> 'big' components that provide some service relevant to the business
> domain, use coarse grained interfaces). AFAIK there is not even the
> idea of making these interfaces as similar as possible to facilitate
> component integration.

This whole "big components with coarse grained interfaces" is a
canard. To me that is not a valid design constraint by choice. Rather
it is a design constraint based on the implementation approach
(e.g. CORBA and WS-* / XML).

Depending on the setting (say a large IT data center) and the
implementation technology (say Erlang rather than Java or C#) then
systems that qualify for the SOA label have been defined and proven in
production to be composed of very small pieces indeed with very
fine-grained interfaces.

As it happens that *same* technology (Erlang) has been used to build
those larger, internet scale components and interfaces. Nokia in fact
has a set of them in their product line. I would rather have a
technology that can go as fine-grained or as coarse-grained as
desired.

SOA is the future they say, but everyone seems to assume "big" is the
desired goal rather than the unfortunate consequence. I guess if one
size *has* to fit all then you have to go big. Well, then I think
there are better definitions of big than WS-*.

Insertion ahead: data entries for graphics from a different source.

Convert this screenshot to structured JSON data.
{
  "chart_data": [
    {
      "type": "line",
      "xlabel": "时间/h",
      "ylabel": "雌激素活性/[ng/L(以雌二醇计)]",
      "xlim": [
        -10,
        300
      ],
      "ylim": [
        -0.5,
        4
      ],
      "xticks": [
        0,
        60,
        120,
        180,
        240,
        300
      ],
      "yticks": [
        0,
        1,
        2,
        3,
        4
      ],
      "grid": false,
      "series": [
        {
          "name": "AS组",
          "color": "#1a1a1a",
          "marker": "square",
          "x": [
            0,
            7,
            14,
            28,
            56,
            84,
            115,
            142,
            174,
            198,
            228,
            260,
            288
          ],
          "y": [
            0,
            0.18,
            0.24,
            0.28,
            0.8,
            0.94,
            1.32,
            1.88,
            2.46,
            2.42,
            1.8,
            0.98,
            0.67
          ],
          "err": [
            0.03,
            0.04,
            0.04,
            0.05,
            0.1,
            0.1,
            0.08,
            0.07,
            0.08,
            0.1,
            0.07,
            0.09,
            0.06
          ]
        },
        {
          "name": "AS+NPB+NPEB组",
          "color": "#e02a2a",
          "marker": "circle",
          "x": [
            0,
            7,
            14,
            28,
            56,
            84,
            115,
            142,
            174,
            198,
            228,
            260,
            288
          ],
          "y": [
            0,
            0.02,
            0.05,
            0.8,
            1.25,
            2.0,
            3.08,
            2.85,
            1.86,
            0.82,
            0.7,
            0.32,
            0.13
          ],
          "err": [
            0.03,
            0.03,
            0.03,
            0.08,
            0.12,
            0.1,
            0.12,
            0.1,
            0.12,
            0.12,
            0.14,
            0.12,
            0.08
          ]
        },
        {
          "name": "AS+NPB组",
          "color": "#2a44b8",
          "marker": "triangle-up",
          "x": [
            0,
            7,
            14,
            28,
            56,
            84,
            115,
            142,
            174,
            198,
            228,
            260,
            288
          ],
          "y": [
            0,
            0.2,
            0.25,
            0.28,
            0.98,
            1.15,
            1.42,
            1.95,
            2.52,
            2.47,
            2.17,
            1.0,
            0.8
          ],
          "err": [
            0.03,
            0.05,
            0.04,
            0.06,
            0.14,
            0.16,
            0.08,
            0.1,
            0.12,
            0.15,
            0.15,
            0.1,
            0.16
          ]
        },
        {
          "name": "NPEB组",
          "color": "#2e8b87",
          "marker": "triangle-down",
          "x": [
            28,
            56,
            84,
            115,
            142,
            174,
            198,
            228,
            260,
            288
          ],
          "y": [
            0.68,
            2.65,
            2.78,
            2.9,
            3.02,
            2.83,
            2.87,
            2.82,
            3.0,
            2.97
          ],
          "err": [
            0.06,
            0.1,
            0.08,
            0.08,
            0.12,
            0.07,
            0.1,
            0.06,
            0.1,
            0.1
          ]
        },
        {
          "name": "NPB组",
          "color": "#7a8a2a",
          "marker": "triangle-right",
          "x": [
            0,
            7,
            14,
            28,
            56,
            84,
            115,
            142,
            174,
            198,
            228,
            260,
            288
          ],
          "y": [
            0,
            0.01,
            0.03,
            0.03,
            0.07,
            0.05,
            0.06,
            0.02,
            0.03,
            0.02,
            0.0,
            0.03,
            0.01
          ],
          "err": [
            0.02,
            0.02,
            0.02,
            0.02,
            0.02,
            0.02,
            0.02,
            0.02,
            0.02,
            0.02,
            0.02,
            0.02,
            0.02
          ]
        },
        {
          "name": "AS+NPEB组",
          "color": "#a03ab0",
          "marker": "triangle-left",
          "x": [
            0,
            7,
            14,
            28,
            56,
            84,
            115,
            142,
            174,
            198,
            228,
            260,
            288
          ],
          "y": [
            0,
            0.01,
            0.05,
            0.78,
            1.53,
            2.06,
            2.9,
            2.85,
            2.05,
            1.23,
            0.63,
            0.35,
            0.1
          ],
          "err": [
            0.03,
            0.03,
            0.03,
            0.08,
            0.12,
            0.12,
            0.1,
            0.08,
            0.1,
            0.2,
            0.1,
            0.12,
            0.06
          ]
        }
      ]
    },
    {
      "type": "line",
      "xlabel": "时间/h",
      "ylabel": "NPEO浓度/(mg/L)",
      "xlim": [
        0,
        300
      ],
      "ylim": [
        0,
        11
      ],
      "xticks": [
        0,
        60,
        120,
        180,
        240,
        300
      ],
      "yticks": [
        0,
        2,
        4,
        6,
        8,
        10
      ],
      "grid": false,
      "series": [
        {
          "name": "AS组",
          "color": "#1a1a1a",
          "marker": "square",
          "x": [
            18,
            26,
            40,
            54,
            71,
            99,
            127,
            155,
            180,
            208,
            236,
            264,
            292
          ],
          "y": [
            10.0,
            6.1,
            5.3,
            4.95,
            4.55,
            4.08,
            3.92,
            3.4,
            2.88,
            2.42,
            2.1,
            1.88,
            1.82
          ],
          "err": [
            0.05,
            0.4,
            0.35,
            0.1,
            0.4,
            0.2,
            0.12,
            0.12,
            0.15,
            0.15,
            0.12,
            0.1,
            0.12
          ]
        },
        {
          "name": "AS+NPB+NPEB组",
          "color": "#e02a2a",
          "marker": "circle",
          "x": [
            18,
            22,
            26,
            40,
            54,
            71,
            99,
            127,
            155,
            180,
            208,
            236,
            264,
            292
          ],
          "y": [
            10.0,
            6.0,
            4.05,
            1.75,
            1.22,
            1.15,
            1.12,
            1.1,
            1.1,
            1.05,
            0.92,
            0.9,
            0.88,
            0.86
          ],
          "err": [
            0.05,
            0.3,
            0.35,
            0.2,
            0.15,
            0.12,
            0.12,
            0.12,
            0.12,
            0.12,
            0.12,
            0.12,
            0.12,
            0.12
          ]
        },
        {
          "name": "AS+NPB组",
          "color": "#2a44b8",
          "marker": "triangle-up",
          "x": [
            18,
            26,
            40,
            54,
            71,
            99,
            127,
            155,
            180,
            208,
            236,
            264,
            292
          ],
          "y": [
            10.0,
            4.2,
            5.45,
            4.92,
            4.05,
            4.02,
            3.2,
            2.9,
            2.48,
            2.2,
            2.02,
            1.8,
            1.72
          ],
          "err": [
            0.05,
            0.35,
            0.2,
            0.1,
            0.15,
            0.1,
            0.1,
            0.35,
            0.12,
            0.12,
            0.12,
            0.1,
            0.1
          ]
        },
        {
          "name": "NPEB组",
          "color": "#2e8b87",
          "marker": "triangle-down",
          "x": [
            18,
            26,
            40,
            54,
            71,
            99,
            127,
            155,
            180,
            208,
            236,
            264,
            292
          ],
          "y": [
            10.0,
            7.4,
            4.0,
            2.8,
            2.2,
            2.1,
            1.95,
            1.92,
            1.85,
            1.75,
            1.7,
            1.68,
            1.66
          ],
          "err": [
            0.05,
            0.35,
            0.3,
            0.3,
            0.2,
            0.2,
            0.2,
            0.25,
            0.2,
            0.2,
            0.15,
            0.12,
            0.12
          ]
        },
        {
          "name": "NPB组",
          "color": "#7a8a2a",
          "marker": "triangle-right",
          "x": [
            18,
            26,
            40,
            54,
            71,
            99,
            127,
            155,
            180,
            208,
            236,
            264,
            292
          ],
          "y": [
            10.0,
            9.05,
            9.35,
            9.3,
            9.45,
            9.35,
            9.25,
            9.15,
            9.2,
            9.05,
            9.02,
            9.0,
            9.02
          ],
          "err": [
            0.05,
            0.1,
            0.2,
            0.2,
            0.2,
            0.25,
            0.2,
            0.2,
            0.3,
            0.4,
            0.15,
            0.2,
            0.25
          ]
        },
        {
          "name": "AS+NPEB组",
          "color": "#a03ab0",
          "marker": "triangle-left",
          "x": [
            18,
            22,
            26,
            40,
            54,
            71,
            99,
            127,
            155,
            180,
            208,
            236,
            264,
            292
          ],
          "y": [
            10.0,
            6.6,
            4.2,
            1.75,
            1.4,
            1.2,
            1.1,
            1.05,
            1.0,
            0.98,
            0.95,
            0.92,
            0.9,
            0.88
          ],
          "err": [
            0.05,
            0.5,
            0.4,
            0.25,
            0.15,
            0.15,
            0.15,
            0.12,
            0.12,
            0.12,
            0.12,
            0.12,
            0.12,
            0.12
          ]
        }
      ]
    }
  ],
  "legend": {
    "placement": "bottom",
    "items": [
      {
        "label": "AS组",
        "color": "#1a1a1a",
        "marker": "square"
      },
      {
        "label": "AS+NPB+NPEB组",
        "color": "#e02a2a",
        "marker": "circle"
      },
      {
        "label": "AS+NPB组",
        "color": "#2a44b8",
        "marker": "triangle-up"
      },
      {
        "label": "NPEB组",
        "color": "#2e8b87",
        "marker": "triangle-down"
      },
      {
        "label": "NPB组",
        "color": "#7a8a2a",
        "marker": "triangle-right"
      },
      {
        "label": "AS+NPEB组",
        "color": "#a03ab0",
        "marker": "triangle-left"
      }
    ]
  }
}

It's all kind of unfortunate really that XML-RPC begat SOAP begat 
WS-* and now we've managed to assume its appropriateness even its
Superiority with little critical evaluation. Marketecture.

> Look at Jim Waldo's approach to SOA using Jini; you'll definitely
> find formal aspects there.

I have, thanks. To the extent that SOA is defined, I think Jini makes
a very good SOA. Certainly more defined and capable (and standardized)
than anything else I have seen falling into the SOA bucket. People may
prefer WS-* / XML as the glue than Java. I am not crazy about Java,
but I do think it makes better glue. And then Jini's service model
does not rule out compatibility with WS-* / XML. I like that it can
accommodate variety and evolution in protocols, data, and granularity.